Any ideas for the other half of the problem: moving the files from the Source blob to an Archive blob after processing them?
As I known, there is no in-build task for you to achieve this purpose. Based on my test, I assume that you could leverage Script Task and write code (VB or C#) to handle blobs directly. Here are my detailed steps, you could refer to them:
1) Use Azure Blob Source and OLE DB Destination under Data Flow for loading a CSV file from Azure Blob into Azure SQL database.
2) After successfully load the CSV data into SQL table, use a Script Task for moving the source blob to an archive blob.
I would invoke Blob Service REST API copy Blob and Delete Blob with Container SAS token, you could leverage Microsoft Azure Storage Explorer and follow this official tutorial to generate the SAS token for your blob container.
Assuming the source blob and destination blob are under the same container, then I add three variables (SourceBlobUrl
,ContainerSasToken
,ArchiveBlobUrl
) as follows and add them as ReadOnlyVariables in Script Task Editor, you could refer to this tutorial for using Variables in the Script Task.
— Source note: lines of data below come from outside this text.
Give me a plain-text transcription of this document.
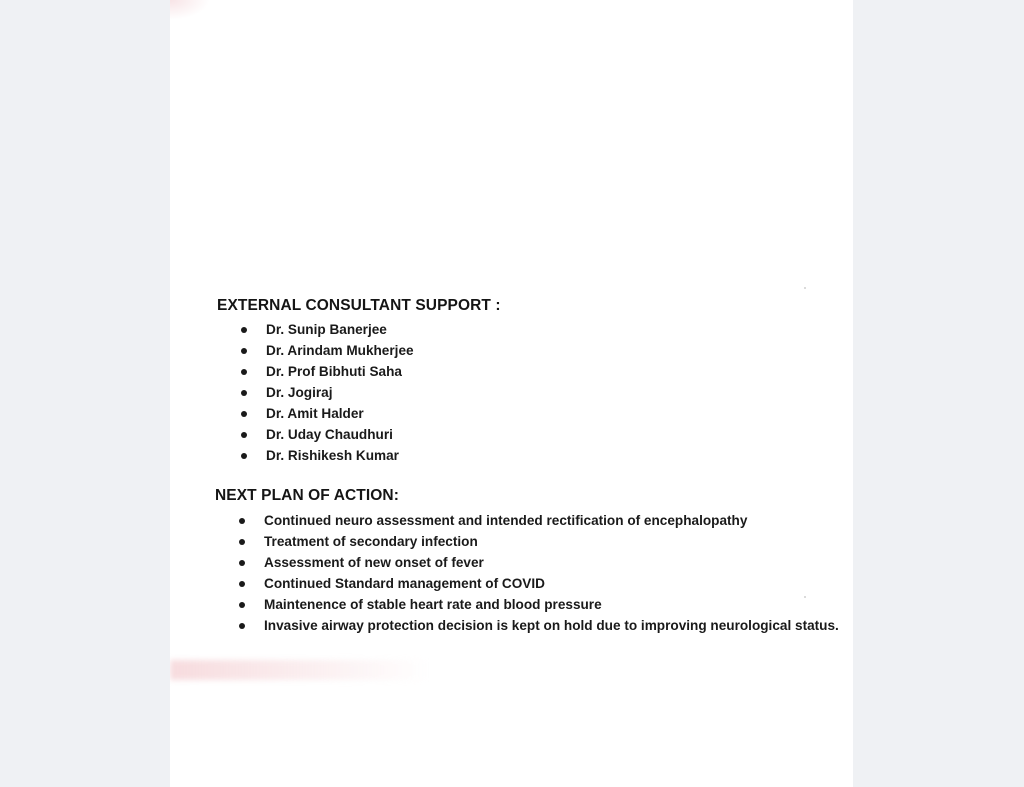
EXTERNAL CONSULTANT SUPPORT :
Dr. Sunip Banerjee
Dr. Arindam Mukherjee
Dr. Prof Bibhuti Saha
Dr. Jogiraj
Dr. Amit Halder
Dr. Uday Chaudhuri
Dr. Rishikesh Kumar
NEXT PLAN OF ACTION:
Continued neuro assessment and intended rectification of encephalopathy
Treatment of secondary infection
Assessment of new onset of fever
Continued Standard management of COVID
Maintenence of stable heart rate and blood pressure
Invasive airway protection decision is kept on hold due to improving neurological status.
Click Edit Script button under Script Task Editor to launch the VSTA development environment in which you write your custom script. Here is the Main method under ScriptMain.cs
as follows:
public async void Main()
{
// TODO: Add your code here
string sasToken = Dts.Variables["ContainerSasToken"].Value.ToString();
string sourceBlobUrl = Dts.Variables["SourceBlobUrl"].Value.ToString();
string archiveBlobUrl = Dts.Variables["ArchiveBlobUrl"].Value.ToString();
try
{
HttpClient client = new HttpClient();
client.DefaultRequestHeaders.Add("x-ms-copy-source", sourceBlobUrl + sasToken);
//copy source blob to archive blob
Dts.Log($"start copying blob from [{sourceBlobUrl}] to [{archiveBlobUrl}]...", 0, new byte[0]);
HttpResponseMessage response = await client.PutAsync(archiveBlobUrl + sasToken, null);
if (response.StatusCode == HttpStatusCode.Accepted || response.StatusCode == HttpStatusCode.Created)
{
client.DefaultRequestHeaders.Clear();
Dts.Log($"start deleting blob [{sourceBlobUrl}]...", 0, new byte[0]);
//delete source blob
HttpResponseMessage result = await client.DeleteAsync(sourceBlobUrl + sasToken);
if (result.StatusCode == HttpStatusCode.Accepted || result.StatusCode == HttpStatusCode.Created)
{
Dts.TaskResult = (int)ScriptResults.Success;
return;
}
}
Dts.TaskResult = (int)ScriptResults.Failure;
}
catch (Exception ex)
{
Dts.Events.FireError(-1, "Script Task - Move source blob to an archive blob", ex.Message + "\r" + ex.StackTrace, String.Empty, 0);
Dts.TaskResult = (int)ScriptResults.Failure;
}
}
Result
Additionally, you could also leverage Microsoft Azure Storage Client Library for .NET to access storage blob, at this point, you need to load the assembly in a SSIS script task that is not in the GAC, for more details you could refer to this official blog.